Cyber-attacks against critical infrastructure get a special mention. “The second most frequently cited risk interconnection in this yearís GPRS was the pairing of cyber-attacks with critical information infrastructure breakdown.”
So too does artificial intelligence — but more in its ability to create problems than to solve them. The Brookings survey that showed 32% of respondents see AI as a threat to humanity while only 24% do not, is cited. IBM’s DeepLocker AI-powered malware is cited as an example of the negative potential of AI in cybersecurity.
Cyber figures strongly in the section titled ‘Future Shocks’. These are not predictions, but areas where current developments may lead to unforeseen and unwanted effects. Technology pervades these possibilities generally, but figure specifically in three of the ten potential shocks. The first is the effect of quantum computing on current digital cryptography. Current cryptography will be effortlessly cracked by quantum computing, and by the time new protections are in place, many secrets will likely be already lost.
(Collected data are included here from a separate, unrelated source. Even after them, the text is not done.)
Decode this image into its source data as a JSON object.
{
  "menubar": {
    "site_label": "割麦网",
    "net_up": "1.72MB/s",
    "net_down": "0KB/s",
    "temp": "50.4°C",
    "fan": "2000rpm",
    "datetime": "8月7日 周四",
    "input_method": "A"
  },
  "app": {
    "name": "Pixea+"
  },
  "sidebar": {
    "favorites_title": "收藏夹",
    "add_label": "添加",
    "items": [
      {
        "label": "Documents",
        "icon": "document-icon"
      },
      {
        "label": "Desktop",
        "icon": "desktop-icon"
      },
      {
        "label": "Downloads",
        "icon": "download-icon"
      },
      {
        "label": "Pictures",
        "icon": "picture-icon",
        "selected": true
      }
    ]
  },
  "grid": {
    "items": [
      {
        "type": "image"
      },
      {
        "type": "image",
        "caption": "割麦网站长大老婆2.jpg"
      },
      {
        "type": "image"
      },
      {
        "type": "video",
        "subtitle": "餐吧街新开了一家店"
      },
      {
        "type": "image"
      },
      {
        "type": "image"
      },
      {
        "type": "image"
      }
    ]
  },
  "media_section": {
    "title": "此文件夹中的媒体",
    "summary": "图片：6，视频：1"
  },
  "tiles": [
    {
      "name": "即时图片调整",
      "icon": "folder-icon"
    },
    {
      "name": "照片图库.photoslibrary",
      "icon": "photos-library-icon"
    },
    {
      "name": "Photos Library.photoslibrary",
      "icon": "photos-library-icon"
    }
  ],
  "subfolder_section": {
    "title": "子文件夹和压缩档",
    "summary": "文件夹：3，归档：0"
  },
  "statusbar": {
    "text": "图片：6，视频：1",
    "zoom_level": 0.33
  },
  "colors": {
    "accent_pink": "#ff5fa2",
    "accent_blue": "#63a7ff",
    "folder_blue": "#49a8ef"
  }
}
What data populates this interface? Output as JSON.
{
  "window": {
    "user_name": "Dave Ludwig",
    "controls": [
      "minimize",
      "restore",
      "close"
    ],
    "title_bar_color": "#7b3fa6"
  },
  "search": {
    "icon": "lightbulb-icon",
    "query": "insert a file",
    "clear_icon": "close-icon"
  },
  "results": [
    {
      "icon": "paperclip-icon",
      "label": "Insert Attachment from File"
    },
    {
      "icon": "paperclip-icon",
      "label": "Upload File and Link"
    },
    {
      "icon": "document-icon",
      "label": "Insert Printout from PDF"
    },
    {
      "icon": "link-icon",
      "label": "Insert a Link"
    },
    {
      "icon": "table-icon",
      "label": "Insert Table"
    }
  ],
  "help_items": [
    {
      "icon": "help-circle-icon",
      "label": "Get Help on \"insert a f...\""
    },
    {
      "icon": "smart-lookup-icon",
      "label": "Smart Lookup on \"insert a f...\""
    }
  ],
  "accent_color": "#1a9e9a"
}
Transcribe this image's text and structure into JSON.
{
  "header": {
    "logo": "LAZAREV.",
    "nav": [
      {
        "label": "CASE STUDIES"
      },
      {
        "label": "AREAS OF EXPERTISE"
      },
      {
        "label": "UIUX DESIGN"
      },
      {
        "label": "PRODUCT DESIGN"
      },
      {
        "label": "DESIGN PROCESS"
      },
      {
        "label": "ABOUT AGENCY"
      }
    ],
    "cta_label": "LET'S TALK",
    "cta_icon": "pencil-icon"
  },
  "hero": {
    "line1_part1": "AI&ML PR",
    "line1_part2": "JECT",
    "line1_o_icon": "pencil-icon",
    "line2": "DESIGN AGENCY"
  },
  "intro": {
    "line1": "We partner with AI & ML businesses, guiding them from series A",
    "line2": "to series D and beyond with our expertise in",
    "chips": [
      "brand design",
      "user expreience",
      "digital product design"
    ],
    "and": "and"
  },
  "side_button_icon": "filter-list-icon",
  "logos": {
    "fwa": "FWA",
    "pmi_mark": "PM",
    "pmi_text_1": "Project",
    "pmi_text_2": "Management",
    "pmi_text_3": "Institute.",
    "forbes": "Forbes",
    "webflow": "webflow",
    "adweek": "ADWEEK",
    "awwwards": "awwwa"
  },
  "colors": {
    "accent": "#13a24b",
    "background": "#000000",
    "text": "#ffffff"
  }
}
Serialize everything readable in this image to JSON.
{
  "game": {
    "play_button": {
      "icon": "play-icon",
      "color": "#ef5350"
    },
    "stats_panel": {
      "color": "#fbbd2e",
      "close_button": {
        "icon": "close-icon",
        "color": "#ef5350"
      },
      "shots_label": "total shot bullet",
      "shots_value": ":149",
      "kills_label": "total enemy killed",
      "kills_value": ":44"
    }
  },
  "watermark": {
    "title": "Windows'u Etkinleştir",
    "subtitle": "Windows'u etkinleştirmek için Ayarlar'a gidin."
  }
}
“A collapse of cryptography would take with it much of the scaffolding of digital life,” warns the report. “These technologies are at the root of online authentication, trust and even personal identity. They keep secrets — from sensitive personal information to confidential corporate and state data — safe. And they keep fundamental services running, from email communication to banking and commerce.”
The second future shock is that advanced biometric surveillance could allow new forms of social control. It is the combination of increasing, improving and pervasive biometric recognition systems, massive personal data collection into huge big-data banks, and advances in artificial intelligence that are the problem. “Global politics will be affected,” warns the report: “authoritarianism is easier in a world of total visibility and traceability, while democracy may turn out to be more difficult.”
‘Emotional disruption’ is the third future shock, based on ‘affective computing’. Built on the existing success of fake news and echo chambers in social media aimed at electoral interference and micro-targeted advertising, what else could happen? “New possibilities for radicalization would also open up, with machine learning used to identify emotionally receptive individuals and the specific triggers that might push them toward violence. Oppressive governments could deploy affective computing to exert control or whip up angry divisions.”
The WEF Global Risks Perception Survey 2019 combines the opinions of around 1000 experts and decision makers in the survey with the invited opinions of selected specialist experts. It is produced in partnership with Marsh & McLennan Companies and Zurich Insurance Group.